The mother claimed that the father’s sometimes casual attitude towards the child’s illness had endangered him. She testified about some events which, she said, proved it. But, said the judge, “the evidence does not establish (the child) has a life-threatening medical condition or allergy…The mother has exaggerated the child’s medical condition and used it to restrict his relationship with the father.”

However, the judge said, the boy has had several serious, if undiagnosed, “anaphylactic-type reactions” after eating certain foods. The father has come to accept this, and, the judge said, “it is clear that both parents should do everything they can to avoid giving the child” those foods and to carry epi-pens with them at all times. Similarly, the mother had claimed that the boy wasn’t safe on the father’s sailboat, though the dad is a veteran sailor.

The judge disagreed, and quoted a child psychologist who in 2009, for an assessment for court, found this claim “was an example of a potential effort by the mother to restrict the father’s relationship with his son.” And that, said the judge, is “still true today.”

The judge found the psychologist too had seen through the mother’s protestations that she was supportive of the boy having a relationship with his dad.

In fact, the psychologist said, her claims were inconsistent with the mother’s own comments and actions, and “more strongly suggestive of potential to undermine (the child’s) relationship with his father.

“In this regard, (the mother’s) potential to engage in a long-term pattern of behaviour commonly associated with efforts at ‘parental alienation’ could not, effectively, be ruled out.” The judge found that contrary to what she said, the mother “has actively undermined” the boy’s relationship with his dad, and that she is “hyper-vigilant, over-reactive, extremely controlling and manipulative” about it. “This was overwhelmingly obvious throughout the entire trial,” the judge said.
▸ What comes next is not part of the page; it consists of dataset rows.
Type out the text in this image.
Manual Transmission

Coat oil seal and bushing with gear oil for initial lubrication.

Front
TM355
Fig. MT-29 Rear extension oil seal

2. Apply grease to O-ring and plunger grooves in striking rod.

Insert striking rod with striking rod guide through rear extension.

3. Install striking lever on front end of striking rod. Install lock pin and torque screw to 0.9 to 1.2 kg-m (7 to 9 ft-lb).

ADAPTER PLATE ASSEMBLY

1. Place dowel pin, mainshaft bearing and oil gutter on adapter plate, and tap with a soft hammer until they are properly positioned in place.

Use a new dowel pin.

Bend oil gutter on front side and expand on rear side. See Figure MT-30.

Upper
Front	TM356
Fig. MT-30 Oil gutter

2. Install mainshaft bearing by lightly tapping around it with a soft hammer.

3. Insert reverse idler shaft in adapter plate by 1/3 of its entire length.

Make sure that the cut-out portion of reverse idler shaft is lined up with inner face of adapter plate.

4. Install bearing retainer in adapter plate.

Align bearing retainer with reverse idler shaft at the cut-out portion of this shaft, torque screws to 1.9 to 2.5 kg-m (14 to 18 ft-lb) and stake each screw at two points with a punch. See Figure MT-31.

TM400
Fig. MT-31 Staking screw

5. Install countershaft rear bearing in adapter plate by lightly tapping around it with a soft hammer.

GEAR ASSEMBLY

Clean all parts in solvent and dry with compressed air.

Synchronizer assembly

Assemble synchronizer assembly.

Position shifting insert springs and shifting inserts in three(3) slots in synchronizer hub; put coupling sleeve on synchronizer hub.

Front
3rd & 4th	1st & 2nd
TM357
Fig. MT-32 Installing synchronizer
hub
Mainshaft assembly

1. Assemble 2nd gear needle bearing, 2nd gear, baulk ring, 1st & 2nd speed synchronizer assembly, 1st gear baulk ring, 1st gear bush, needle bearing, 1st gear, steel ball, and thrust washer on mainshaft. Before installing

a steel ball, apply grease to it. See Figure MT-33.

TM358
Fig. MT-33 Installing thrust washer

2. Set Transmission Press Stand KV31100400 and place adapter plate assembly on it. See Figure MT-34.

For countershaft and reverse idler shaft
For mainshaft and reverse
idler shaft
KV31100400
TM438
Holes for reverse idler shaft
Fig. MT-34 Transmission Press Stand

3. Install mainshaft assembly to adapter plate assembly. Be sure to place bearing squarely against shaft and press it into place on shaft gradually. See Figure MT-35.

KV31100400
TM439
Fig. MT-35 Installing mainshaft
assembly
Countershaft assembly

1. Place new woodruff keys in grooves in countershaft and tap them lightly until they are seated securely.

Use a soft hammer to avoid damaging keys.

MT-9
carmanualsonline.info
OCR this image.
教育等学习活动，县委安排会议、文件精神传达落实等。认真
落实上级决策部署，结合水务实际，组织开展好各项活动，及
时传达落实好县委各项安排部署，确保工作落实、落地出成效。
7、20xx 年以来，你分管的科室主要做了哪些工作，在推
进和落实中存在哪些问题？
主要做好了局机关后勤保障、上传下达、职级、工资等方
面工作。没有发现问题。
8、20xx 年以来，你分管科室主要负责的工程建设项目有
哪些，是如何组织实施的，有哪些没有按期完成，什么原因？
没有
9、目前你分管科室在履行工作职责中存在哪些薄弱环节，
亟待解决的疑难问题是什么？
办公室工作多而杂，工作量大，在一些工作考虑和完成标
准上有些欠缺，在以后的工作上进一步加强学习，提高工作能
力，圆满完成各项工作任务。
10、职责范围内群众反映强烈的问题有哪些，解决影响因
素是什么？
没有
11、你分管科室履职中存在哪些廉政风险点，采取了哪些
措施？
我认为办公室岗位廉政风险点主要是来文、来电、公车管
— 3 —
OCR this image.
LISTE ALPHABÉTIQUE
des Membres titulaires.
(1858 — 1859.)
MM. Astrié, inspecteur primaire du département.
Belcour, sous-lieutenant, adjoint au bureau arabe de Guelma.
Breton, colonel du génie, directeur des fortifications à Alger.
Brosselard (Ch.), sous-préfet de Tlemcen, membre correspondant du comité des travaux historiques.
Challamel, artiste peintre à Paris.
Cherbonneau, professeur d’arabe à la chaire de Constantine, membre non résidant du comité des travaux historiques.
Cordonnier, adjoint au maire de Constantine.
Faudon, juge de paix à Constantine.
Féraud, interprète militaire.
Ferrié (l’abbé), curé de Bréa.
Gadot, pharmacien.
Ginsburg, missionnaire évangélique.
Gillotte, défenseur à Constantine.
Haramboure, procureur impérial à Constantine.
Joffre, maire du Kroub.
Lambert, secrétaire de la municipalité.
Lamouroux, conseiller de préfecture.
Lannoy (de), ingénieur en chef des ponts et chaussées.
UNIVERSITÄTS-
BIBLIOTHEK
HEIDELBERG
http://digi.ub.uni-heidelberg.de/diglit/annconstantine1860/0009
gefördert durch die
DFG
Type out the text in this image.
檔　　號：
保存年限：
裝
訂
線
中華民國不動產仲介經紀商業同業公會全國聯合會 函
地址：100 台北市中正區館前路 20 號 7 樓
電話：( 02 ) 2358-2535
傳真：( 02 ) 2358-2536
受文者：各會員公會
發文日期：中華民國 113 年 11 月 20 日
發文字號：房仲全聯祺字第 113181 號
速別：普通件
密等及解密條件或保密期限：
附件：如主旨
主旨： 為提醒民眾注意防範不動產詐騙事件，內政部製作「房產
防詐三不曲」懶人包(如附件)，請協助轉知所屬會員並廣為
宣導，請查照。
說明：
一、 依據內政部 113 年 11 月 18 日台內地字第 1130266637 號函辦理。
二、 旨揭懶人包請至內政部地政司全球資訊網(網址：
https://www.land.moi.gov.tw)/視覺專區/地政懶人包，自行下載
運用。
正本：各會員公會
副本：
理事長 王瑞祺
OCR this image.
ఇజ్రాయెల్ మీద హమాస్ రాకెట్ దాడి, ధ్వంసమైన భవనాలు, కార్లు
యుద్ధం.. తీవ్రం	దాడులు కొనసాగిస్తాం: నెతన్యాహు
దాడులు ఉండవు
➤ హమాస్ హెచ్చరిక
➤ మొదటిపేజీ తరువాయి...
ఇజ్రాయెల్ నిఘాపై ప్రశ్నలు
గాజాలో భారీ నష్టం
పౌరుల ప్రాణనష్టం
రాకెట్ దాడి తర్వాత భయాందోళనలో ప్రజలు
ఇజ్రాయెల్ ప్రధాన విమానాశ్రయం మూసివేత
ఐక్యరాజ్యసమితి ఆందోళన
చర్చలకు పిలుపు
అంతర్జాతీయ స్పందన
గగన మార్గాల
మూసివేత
She saw the parents, and thus, in a system which tends to the matriarchal – mothers know and do best is often the mantra – the father prevailed.

He was seeking only reasonable custody and access to his son – he’d had only supervised visits with the little boy in recent years, during which the mother’s hired private investigators followed father and son, and then almost none – and he got it.

The judge restored the father’s unsupervised access immediately. The two are to share vacation and school holiday time. The father is to reclaim his place in his son’s life.

The litigation record is so vast (in this trial alone, 18 witnesses and 100-plus exhibits, over the entire action, documents that fill a dozen bankers boxes) that even the judge couldn’t reproduce it all.

But the miracle is that despite it all, despite the child witnessing some of the conflict and undoubtedly feeling confused and hurt, particularly over the parents’ differing views of his medical condition, the boy is just a doll, in the words of the psychologist, “a very happy, enthusiastic, outgoing, sociable, exuberant, and playful”. He’s athletic and artistic and has lots of friends.

Just about everyone who testified at trial about him, from his parents, to those who once supervised his visits with his dad, to a therapist the mother hired, to friends and relatives of the parents, pronounced him just a lovely boy.

He’s a kid, magnificent and resilient. And he loves his parents, both of them, as kids always do.